Bembeyaz elbisemin uçuş uçuş etekleri her adımda ayak bileklerime dolanırken aklımdan geçen bu düşünceler de zihnimin kıvrımlarında dolanıp kalp atışımı hızlandırıyordu. Ayaklarımda; en sevdiğim, sade, beyaz, babet ayakkabılarım papatyalarla kaplı çimlerin üstünde tam karşımdan bana doğru gelen Pamir'e ilerlemeye devam ederken papatyalardan yaptığım tacı taktığım dalgalı kızıl saçlarım, esen hafif rüzgarda ahenkle dans ediyordu.

Ben nasıl ki baştan aşağı beyazlar içindeysem Pamir'de buna zıt şekilde baştan aşağı siyah giyinmişti. Siyah sanki en çok ona yakışırmış gibiydi. Gece kadar koyu renkli saçları alnına dökülürken masmavi gözleri güneşli bir günün sabahına uzanan gökyüzü kadar parlaktı. Bakışlarındaki derinlik ona doğru attığım her adımda boğulmama değil nefes almama sebep oluyordu.

Attığım her adımda biraz daha derine dalıyor, ona karışıyor, onun oluyordum...

Avucumda hissettiğim soğuk metali biraz daha sıkı kavrayıp artık daha net seçebildiğim gözlerine, kalbindeki soluk tedirginliği tümüyle yok etmek istercesine güvenle bakarak sımsıcak gülümsedim. Gülümsememin onun yüzünde tatlı bir yansımaya dönüşmesi yalnızca üç saniyemizi almıştı. Huzur, Elementa semaları boyunca süzülüp kalbimize sızdığında oldukları noktaya sabitlenen adımlarım, adımlarının tam karşısındaydı. Artık aramızda bir nefes alımı kadar kısa bir mesafe vardı. İşte benim ondan uzak durabileceğim azami mesafe tam olarak bu kadardı.

Uçurumun bu tarafı...

İkimiz de kulaklarımıza dokunan sessizliğe ihanet etmeden, bir süre öylece baktık kaldık birbirimize. Biliyorum bu bakışlar manasını çözmek için değil, dalıp gitmek içindi... Dilimizden dökülebilecek hiçbir kelimenin haddi yoktu bu anı bölmeye ki zaten buna cüret de etmezdi.

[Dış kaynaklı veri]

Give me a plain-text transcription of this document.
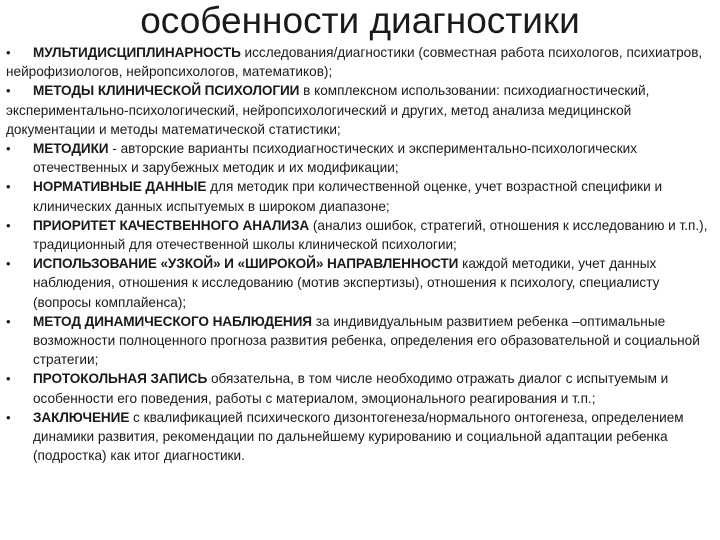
особенности диагностики

• МУЛЬТИДИСЦИПЛИНАРНОСТЬ исследования/диагностики (совместная работа психологов, психиатров, нейрофизиологов, нейропсихологов, математиков);

• МЕТОДЫ КЛИНИЧЕСКОЙ ПСИХОЛОГИИ в комплексном использовании: психодиагностический, экспериментально-психологический, нейропсихологический и других, метод анализа медицинской документации и методы математической статистики;

•	МЕТОДИКИ - авторские варианты психодиагностических и экспериментально-психологических отечественных и зарубежных методик и их модификации;

•	НОРМАТИВНЫЕ ДАННЫЕ для методик при количественной оценке, учет возрастной специфики и клинических данных испытуемых в широком диапазоне;

•	ПРИОРИТЕТ КАЧЕСТВЕННОГО АНАЛИЗА (анализ ошибок, стратегий, отношения к исследованию и т.п.), традиционный для отечественной школы клинической психологии;

•	ИСПОЛЬЗОВАНИЕ «УЗКОЙ» И «ШИРОКОЙ» НАПРАВЛЕННОСТИ каждой методики, учет данных наблюдения, отношения к исследованию (мотив экспертизы), отношения к психологу, специалисту (вопросы комплайенса);

•	МЕТОД ДИНАМИЧЕСКОГО НАБЛЮДЕНИЯ за индивидуальным развитием ребенка –оптимальные возможности полноценного прогноза развития ребенка, определения его образовательной и социальной стратегии;

•	ПРОТОКОЛЬНАЯ ЗАПИСЬ обязательна, в том числе необходимо отражать диалог с испытуемым и особенности его поведения, работы с материалом, эмоционального реагирования и т.п.;

•	ЗАКЛЮЧЕНИЕ с квалификацией психического дизонтогенеза/нормального онтогенеза, определением динамики развития, рекомендации по дальнейшему курированию и социальной адаптации ребенка (подростка) как итог диагностики.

Biz... Yorgun iki savaşçı. Birbiriyle değil, birbiri için savaşan...

Zorlu bir savaşın bitiminde, savaş meydanından yükselen o heybetli sessizliğin, aldığın her nefeste sana kazandığını hatırlatan garip mağrurluğu vardı üstümüzde. Biz... Savaşın kazanan iki tarafı... Sanki uzun yıllar ayrı kalmışız da nasıl kavuşulur hatırlamaya çalışıyormuşuz gibi bir hal içinde; her şeyin bittiğini, bizim bize kalışımız gibi imkansız bir şeyin mümkün olduğunu hazmetmeye çalışır gibiydik o an...

Pamir bana bakıyor, ben Pamir'e ve o anda sanki tüm evren nefesini tutmuş bizi izliyordu...

Bu anı sonsuza dek durdurmayı dileyebilirdim fakat ben artık anda durmayı değil bundan sonra yaşayacağımız her anda onla olmayı istiyordum. Bunun için ilk adımı attım ve başımı hafifçe aşağı eğip, sağ elimdeki bıçağı sol avcuma yaslarken bir an bile tereddüt etmedim. Soğuk metal sol avcum boyunca kayıp ardında bıraktığı kesiği kırmızıya boyadığında aynı çizginin birazdan siyaha dönerek, ömrümün tümüyle onun ömrüne düğümleyeceğinin bilinciyle yere düşen birkaç damlaya gülümsedim. Dudaklarımda asılı kalan gülümsemeyi silmeden başımı kaldırıp evrenin en güzel manzarasına döndüm.